Pour l’étude, Anne Marie McCarthy, Ph.D. candidat à la Bloomberg School of Public Health de Hopkins, et Visvanathan ont utilisé les informations existantes d’une base de données de recherche sur la santé, appelée troisième Enquête nationale sur la Santé et la nutrition (NHANES III). L’information a été recueillie dans le cadre d’une étude épidémiologique parrainée par les États-Unis menée au cours de la période 1988-1994 et, entre autres mesures de santé, elle comprend des données provenant de mesures standard basées sur les rayons X de la densité minérale osseuse de la hanche et de la colonne vertébrale pour des milliers de femmes. « En utilisant les données NHANES III, nous avons entrepris de mesurer la densité minérale osseuse chez les femmes qui avaient subi une ovariectomie bilatérale par rapport aux femmes dont les ovaires étaient intacts », explique McCarthy.
Des données sur 34 000 Américains âgés de deux mois et plus incluses dans l’étude NHANES III, McCarthy s’est concentré sur plus de 3 700 femmes âgées de 40 ans et plus sans antécédents de cancer. La plupart avaient des ovaires intacts; sur les 560 femmes qui ont subi une ovariectomie, environ la moitié ont subi une intervention chirurgicale avant l’âge de 45 ans.
McCarthy a constaté que les femmes dont les deux ovaires avaient été enlevés avant l’âge de 45 ans avaient en moyenne une densité minérale osseuse inférieure de trois pour cent à celle des femmes dont les ovaires étaient intacts.
McCarthy a également examiné le risque d’arthrite et a constaté que 48% des femmes atteintes d’ovariectomies avant l’âge de 45 ans avaient signalé un diagnostic d’arthrite, contre seulement 32% pour celles ayant des ovaires intacts.
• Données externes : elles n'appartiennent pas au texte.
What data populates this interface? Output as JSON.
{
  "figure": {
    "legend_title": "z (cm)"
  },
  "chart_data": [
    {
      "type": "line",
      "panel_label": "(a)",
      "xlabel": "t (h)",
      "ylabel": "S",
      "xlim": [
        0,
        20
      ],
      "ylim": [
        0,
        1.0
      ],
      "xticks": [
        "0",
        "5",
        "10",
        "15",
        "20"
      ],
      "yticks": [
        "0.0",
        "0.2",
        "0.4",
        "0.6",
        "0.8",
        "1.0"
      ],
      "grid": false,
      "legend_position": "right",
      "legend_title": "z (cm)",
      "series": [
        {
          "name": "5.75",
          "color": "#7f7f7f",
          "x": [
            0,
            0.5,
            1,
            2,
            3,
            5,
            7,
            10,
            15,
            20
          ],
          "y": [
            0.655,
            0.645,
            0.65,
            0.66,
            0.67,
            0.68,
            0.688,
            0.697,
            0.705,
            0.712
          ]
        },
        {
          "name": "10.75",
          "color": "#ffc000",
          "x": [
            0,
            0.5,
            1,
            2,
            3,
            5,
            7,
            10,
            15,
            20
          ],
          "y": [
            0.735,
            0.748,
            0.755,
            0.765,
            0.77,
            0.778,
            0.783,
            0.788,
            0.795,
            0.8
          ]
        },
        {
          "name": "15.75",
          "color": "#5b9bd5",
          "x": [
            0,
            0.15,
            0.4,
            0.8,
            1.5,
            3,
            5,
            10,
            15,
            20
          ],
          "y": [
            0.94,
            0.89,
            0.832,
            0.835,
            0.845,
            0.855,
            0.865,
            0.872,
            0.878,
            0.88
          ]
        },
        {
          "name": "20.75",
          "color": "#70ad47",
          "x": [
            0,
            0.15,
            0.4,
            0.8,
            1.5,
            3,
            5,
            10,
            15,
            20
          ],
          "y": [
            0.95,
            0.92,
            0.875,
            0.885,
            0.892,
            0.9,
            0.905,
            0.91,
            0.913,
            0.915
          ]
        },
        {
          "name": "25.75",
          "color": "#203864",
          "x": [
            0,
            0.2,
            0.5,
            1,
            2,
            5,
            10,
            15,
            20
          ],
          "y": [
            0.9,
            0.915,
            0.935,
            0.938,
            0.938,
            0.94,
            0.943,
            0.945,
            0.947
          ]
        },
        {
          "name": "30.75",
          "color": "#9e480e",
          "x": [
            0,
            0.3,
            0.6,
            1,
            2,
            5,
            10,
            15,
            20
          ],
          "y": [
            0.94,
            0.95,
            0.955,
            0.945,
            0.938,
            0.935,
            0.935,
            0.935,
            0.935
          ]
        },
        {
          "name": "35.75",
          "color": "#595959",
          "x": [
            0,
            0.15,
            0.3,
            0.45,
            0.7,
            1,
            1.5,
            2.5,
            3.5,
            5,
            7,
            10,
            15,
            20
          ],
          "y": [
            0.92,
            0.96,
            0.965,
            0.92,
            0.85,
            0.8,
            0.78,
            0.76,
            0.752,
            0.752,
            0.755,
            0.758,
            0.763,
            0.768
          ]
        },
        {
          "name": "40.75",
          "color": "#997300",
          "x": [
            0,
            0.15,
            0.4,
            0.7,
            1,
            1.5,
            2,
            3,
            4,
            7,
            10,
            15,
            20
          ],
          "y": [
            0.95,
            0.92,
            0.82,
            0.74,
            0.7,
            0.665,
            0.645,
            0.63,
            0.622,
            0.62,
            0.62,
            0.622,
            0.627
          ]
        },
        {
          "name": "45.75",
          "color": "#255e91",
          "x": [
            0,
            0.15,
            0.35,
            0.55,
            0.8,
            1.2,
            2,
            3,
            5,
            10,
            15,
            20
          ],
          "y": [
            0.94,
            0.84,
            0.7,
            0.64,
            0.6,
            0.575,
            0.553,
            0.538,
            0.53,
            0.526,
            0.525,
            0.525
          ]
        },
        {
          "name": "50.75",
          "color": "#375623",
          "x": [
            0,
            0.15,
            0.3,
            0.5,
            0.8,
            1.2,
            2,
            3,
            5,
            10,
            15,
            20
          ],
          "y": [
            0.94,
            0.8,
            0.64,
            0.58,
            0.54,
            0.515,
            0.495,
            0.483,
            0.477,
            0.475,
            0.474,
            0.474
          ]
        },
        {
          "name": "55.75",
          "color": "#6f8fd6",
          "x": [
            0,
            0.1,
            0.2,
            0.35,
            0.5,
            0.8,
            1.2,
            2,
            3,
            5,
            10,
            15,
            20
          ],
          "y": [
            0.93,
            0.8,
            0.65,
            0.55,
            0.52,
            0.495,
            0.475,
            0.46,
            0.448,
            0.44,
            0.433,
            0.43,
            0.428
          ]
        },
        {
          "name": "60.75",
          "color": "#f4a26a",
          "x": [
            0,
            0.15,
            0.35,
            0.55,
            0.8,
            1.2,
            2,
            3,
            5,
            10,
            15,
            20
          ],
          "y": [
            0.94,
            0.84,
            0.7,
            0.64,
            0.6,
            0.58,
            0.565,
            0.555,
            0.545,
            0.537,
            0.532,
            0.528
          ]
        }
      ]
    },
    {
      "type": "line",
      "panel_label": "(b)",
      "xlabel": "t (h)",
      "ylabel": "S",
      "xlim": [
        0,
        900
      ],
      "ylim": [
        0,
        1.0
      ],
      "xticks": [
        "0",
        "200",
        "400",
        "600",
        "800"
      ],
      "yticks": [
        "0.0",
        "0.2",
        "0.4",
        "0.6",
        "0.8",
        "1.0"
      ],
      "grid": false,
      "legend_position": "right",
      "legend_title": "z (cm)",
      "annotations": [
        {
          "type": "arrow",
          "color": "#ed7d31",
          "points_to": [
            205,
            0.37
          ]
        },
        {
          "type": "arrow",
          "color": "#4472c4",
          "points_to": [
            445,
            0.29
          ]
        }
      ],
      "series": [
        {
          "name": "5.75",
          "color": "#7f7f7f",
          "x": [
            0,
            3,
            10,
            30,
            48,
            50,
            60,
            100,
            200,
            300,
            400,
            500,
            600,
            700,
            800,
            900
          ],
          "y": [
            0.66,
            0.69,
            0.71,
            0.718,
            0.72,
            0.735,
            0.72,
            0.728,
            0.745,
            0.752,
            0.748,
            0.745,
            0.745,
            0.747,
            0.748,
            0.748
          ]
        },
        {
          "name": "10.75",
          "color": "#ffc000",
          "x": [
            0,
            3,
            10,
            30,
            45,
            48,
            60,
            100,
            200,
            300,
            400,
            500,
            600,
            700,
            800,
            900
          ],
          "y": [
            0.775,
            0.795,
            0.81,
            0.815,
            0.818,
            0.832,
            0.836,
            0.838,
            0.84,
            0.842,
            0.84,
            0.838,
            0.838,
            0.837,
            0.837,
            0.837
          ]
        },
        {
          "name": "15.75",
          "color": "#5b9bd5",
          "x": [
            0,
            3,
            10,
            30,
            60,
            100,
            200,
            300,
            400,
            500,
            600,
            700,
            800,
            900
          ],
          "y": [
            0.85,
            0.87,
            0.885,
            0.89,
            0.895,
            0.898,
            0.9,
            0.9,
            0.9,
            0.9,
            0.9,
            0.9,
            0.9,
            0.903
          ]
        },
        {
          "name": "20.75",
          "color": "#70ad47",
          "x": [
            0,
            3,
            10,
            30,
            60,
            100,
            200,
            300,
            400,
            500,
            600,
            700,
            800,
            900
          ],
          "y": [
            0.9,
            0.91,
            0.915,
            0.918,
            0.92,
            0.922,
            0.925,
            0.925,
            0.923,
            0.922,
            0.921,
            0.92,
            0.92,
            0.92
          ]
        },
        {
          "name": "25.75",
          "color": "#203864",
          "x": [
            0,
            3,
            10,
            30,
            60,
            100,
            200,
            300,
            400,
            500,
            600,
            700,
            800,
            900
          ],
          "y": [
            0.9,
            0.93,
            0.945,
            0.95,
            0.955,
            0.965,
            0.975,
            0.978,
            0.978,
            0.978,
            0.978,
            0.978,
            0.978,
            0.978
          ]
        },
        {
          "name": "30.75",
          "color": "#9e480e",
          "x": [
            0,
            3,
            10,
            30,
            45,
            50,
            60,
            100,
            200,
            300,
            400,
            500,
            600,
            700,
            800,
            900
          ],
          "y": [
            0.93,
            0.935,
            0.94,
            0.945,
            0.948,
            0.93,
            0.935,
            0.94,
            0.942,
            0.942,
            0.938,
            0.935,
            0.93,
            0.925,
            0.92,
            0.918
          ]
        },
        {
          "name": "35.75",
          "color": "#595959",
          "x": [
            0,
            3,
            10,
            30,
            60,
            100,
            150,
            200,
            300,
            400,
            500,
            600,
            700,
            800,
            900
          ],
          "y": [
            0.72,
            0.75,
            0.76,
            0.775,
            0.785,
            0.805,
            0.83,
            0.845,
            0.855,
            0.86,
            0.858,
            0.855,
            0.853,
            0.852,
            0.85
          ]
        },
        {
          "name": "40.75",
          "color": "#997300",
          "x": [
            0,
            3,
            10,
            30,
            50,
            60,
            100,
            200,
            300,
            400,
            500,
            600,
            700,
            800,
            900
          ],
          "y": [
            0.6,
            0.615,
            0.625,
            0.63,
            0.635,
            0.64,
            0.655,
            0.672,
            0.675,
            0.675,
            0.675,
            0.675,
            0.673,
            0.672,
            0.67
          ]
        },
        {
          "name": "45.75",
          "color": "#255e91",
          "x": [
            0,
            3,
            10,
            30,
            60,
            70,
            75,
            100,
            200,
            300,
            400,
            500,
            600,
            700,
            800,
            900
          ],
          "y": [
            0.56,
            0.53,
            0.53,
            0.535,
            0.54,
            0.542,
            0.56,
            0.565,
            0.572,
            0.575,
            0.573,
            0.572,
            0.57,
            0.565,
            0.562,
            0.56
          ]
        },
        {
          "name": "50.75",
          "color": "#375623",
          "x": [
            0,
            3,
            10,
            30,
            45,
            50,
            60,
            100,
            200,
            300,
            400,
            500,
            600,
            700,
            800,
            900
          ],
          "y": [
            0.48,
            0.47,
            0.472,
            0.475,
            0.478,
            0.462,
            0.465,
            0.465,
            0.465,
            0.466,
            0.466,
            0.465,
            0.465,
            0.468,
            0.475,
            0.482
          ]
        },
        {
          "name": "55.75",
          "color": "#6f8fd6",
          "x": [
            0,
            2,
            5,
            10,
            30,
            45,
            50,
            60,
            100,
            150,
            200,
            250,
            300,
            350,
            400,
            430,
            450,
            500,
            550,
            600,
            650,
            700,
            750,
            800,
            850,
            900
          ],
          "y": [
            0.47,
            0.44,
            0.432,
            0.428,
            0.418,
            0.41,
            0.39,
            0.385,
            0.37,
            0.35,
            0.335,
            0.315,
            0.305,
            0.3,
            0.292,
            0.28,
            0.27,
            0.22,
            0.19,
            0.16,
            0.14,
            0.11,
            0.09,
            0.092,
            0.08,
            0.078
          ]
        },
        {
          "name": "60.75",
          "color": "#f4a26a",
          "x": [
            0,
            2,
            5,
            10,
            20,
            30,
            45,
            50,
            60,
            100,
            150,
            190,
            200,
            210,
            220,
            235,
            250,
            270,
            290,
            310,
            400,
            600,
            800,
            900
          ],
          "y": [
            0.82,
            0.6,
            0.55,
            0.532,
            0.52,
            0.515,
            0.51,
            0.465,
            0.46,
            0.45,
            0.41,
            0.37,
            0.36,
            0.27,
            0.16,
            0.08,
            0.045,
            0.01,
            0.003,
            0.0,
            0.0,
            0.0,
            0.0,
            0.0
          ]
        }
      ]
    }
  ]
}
Lorsque McCarthy a exclu les femmes qui avaient pris un traitement hormonal substitutif (THS), qui contrecarre normalement les effets de la perte d’hormones ovariennes, ces risques supplémentaires sont devenus encore plus élevés. « Les femmes qui avaient subi une ovariectomie bilatérale avant l’âge de 45 ans et qui n’avaient pas pris de THS étaient environ deux fois plus susceptibles de contracter de l’arthrite et trois fois plus susceptibles d’avoir une faible densité minérale osseuse, par rapport à celles qui avaient des ovaires intacts », dit-elle.
Les données NHANES III représentent des instantanés de la santé des sujets et n’établissent pas de manière concluante que l’ovariectomie entraîne une densité minérale osseuse inférieure, selon les chercheurs. Mais l’analyse des chercheurs de Hopkins est cohérente avec les études précédentes, disent-ils, et suggère fortement que l’ovariectomie peut accélérer les conditions liées à l’âge, telles que l’ostéoporose – et ne devrait donc pas être faite sans une raison médicale claire. « Le facteur clé peut être l’élimination brutale des hormones ovariennes, contrairement à la ménopause naturelle dans laquelle il y a un déclin progressif, mais c’est quelque chose que nous devons étudier plus avant », explique Visvanathan.
Les femmes atteintes de cancer et d’autres affections médicales nécessitant une ovariectomie, et les femmes présentant des mutations génétiques spécifiques qui présentent un risque de cancer de l’ovaire extrêmement élevé, devraient toujours se faire enlever les ovaires, ajoute-t-elle. « Mais ils doivent être surveillés de près pour détecter les signes précoces de faible densité minérale osseuse, afin que l’ostéoporose puisse être prévenue avec les traitements appropriés. »
La recherche a été financée par la Fondation pour la recherche sur le cancer du sein.